We can’t go on like this. The current system is failing to deliver its own promises of prosperity for all, even as it devastates nature and our planet. We need to imagine and bring into existence a new system where people and the rest of the living world can flourish together. A society and an economy where cultural norms, institutions and infrastructure, all reflect the reality that we are part of nature, that we are naturally kind and caring, and that we live in a world of abundance and potential.
Our current, failing, socio-economic system is inextricably intertwined. Public policy fuels “essential” economic growth, advertising and cultural role models drive the hyper-consumption of wasteful, short-life products transported around the world. Higher education, especially of policy makers and business leaders, rests on assumptions that are no longer tenable. Housing is often far from services and jobs with little or no public transport, making one or more cars essential. And so it goes on…

Despite its failings, the current system is so locked together, so mutually reinforcing, that it resists fundamental change. It will not and cannot evolve through incremental change into the new system we and the world needs. There are just two options: either the current, failed system collapses causing extraordinary human suffering and environmental devastation, or we find ways to transition, more or less smoothly, to the new system we need.

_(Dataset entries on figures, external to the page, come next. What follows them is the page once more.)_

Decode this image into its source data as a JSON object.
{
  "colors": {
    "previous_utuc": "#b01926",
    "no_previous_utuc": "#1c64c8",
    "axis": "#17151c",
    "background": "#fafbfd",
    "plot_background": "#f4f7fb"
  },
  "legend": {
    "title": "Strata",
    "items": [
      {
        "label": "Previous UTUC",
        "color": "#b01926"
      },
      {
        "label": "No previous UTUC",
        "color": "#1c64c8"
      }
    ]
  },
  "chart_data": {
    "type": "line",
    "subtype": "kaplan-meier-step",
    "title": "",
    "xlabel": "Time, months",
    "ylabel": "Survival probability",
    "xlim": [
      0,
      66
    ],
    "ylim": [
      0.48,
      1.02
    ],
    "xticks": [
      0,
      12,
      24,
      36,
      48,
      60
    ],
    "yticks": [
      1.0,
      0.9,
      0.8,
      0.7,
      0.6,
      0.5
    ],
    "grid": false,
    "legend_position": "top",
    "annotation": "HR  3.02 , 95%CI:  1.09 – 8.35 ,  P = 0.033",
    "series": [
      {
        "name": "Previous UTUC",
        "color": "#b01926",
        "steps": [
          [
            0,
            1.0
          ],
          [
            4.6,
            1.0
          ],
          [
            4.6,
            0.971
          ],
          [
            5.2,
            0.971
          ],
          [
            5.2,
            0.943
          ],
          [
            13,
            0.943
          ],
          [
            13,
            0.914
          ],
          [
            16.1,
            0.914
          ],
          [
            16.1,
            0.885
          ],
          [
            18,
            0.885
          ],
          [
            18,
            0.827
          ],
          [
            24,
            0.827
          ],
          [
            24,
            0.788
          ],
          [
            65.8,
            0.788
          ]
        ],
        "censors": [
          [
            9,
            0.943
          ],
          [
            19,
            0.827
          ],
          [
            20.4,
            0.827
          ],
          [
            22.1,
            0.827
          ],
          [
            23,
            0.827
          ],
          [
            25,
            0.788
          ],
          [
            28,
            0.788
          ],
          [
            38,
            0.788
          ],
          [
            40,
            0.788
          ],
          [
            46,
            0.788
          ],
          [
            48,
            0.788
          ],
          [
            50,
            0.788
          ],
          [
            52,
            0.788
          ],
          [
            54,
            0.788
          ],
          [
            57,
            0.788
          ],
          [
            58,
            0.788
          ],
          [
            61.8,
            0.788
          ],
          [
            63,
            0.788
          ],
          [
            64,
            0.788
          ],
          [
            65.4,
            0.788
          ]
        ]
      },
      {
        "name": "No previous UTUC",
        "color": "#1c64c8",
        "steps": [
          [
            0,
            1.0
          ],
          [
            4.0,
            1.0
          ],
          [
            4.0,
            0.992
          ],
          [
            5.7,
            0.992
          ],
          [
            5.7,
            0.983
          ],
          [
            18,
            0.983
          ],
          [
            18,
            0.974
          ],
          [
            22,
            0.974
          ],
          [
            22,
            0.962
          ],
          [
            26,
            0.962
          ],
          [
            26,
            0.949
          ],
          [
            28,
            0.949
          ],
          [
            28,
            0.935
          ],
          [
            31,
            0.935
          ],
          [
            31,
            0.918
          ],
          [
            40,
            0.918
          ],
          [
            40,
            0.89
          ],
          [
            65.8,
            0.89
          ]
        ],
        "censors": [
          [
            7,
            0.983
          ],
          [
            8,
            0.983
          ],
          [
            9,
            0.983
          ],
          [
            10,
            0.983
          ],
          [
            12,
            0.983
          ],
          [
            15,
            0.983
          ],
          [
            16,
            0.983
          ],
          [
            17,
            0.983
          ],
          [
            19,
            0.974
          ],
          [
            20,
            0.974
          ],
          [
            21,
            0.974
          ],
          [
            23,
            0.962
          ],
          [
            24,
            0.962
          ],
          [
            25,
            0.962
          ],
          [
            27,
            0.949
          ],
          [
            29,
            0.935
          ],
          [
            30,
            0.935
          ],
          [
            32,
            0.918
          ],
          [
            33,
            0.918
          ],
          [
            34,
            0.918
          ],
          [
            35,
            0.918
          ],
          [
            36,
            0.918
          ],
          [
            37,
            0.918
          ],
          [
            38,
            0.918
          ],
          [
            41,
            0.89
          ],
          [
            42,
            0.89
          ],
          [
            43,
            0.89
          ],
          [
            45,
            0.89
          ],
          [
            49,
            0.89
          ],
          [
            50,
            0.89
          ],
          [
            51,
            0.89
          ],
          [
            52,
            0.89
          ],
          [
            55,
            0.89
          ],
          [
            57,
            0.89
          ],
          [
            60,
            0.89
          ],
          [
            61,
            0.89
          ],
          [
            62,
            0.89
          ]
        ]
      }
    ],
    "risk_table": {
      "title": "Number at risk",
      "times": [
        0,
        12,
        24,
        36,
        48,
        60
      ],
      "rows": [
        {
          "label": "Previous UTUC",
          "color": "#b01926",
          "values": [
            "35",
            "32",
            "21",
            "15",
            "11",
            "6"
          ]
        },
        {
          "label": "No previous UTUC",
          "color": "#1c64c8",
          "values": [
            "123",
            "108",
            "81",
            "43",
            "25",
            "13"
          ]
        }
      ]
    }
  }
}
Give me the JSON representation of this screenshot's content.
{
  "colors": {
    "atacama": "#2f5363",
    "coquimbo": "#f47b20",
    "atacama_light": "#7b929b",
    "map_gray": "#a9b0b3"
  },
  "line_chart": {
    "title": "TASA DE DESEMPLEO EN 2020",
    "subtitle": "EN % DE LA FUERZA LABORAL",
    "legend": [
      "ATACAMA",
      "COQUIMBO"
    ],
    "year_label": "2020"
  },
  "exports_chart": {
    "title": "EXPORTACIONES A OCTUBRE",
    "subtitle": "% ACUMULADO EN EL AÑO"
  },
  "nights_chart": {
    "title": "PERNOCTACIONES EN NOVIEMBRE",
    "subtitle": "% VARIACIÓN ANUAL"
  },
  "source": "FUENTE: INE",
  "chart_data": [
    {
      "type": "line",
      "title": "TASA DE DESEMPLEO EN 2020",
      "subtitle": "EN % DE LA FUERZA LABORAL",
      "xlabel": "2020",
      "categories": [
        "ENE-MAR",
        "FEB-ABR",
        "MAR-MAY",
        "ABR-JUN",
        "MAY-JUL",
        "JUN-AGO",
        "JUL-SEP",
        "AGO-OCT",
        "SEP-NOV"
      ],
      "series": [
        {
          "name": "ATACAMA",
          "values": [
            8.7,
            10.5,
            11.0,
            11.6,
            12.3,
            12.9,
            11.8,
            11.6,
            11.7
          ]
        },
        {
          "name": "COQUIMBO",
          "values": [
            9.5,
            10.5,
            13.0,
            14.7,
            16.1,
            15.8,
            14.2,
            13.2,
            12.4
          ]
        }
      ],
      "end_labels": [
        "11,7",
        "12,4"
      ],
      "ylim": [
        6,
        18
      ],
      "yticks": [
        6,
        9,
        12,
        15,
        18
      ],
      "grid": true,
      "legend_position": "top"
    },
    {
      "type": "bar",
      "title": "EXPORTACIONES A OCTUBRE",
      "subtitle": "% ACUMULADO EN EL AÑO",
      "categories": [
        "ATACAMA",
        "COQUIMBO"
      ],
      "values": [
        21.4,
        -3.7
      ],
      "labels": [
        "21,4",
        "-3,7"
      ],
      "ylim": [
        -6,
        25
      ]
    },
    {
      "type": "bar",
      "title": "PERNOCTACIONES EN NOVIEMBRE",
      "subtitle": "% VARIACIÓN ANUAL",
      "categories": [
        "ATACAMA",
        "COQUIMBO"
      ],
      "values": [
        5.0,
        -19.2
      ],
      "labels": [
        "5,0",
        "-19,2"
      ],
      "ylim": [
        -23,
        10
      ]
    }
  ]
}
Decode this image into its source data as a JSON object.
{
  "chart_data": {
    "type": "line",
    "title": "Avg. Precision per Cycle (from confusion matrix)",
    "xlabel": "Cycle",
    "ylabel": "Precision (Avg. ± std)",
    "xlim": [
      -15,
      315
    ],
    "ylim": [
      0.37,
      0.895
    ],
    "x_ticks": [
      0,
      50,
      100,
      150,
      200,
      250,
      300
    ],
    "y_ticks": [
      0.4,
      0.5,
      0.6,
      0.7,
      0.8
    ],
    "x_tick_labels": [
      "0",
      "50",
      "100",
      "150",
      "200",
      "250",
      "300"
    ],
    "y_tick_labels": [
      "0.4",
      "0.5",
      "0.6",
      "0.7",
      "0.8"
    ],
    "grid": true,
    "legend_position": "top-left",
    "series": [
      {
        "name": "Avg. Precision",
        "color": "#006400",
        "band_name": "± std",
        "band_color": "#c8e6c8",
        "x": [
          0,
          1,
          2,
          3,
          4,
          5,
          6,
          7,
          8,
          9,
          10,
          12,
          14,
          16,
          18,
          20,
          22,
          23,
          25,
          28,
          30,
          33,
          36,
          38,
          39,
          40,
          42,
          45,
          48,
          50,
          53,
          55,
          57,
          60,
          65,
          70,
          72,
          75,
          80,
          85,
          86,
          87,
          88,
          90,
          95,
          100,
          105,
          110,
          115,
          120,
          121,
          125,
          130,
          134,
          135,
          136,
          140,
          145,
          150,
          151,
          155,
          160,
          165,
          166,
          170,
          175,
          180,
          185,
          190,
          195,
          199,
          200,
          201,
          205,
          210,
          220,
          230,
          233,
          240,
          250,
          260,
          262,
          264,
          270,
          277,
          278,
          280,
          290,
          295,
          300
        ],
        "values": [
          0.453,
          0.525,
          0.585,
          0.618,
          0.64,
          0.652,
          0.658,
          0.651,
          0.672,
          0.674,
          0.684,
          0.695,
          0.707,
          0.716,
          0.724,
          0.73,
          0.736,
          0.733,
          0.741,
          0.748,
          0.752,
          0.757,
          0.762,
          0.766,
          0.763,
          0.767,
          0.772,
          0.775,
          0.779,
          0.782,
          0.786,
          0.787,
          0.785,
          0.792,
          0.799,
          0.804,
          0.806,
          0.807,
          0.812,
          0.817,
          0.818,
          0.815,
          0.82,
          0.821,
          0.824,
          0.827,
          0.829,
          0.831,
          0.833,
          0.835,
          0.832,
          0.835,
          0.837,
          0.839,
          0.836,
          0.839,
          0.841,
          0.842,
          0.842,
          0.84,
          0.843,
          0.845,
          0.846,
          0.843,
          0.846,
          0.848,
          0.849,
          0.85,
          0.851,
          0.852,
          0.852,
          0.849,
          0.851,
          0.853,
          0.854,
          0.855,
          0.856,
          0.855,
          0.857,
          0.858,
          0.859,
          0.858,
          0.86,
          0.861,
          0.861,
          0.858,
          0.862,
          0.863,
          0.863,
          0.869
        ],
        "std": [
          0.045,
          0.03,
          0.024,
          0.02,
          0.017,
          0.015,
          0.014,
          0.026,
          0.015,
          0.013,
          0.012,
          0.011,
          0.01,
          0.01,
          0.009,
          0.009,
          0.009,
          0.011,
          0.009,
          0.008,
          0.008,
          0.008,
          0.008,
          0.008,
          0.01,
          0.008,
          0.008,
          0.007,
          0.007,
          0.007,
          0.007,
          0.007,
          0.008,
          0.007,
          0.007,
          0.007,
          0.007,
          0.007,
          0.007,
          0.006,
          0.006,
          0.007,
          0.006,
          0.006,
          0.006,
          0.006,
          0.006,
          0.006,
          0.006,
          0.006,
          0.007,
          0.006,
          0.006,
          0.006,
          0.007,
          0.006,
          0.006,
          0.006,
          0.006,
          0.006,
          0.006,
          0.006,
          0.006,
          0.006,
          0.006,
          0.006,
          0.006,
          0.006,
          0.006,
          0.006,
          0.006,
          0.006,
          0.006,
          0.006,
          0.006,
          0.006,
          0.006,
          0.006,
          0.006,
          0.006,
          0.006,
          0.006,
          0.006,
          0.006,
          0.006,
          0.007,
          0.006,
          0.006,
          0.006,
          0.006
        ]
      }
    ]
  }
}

It might seem that there’s a third option: reforming and extending the current system. It’s appealing. Especially to those who benefit from business as usual, the most powerful of whom are likely to go to great lengths to persuade us to support them. But given the extent to which the current system is divorced from reality – not least its belief in infinite growth on a finite planet – this is merely postponing inevitable collapse. Business as usual with electric cars and smart tech is simply business as usual.

But we are a species that abounds with visionaries, innovators, communicators and do-ers. Collectively we know enough about the living world and human behaviour to move rapidly in the right direction, to work on the transition. This model allows us to step back, see the wood for trees, and perhaps most importantly to ask ourselves the question: is what I’m doing, is this technology, is this strategy, merely extending the failed system? Or is it truly part of a transition to a system to reflects the reality that we are part of the living world, a system that shares the abundance fairly, a system that celebrates and reinforces the best in human nature?
LEARN MORE ABOUT THE THREE HORIZONS OF CHANGE:
The Three Horizons model was developed by Bill Sharpe and colleagues at the International Futures Forum and is described in his book Three Horizons: The Patterning of Hope. The model can be used in various ways.
As well as using the model conceptually, it can also be used as a tool to analyse a specific system and to explore practical approaches to bringing about change. For example, a country’s education system or health system, or a regional food system or a specific supply chain.
Using the model in a workshop to tackle systems like this is a great way for stakeholders from each horizon to develop a shared understanding of the issues and to explore how they could work together more effectively towards shared goals.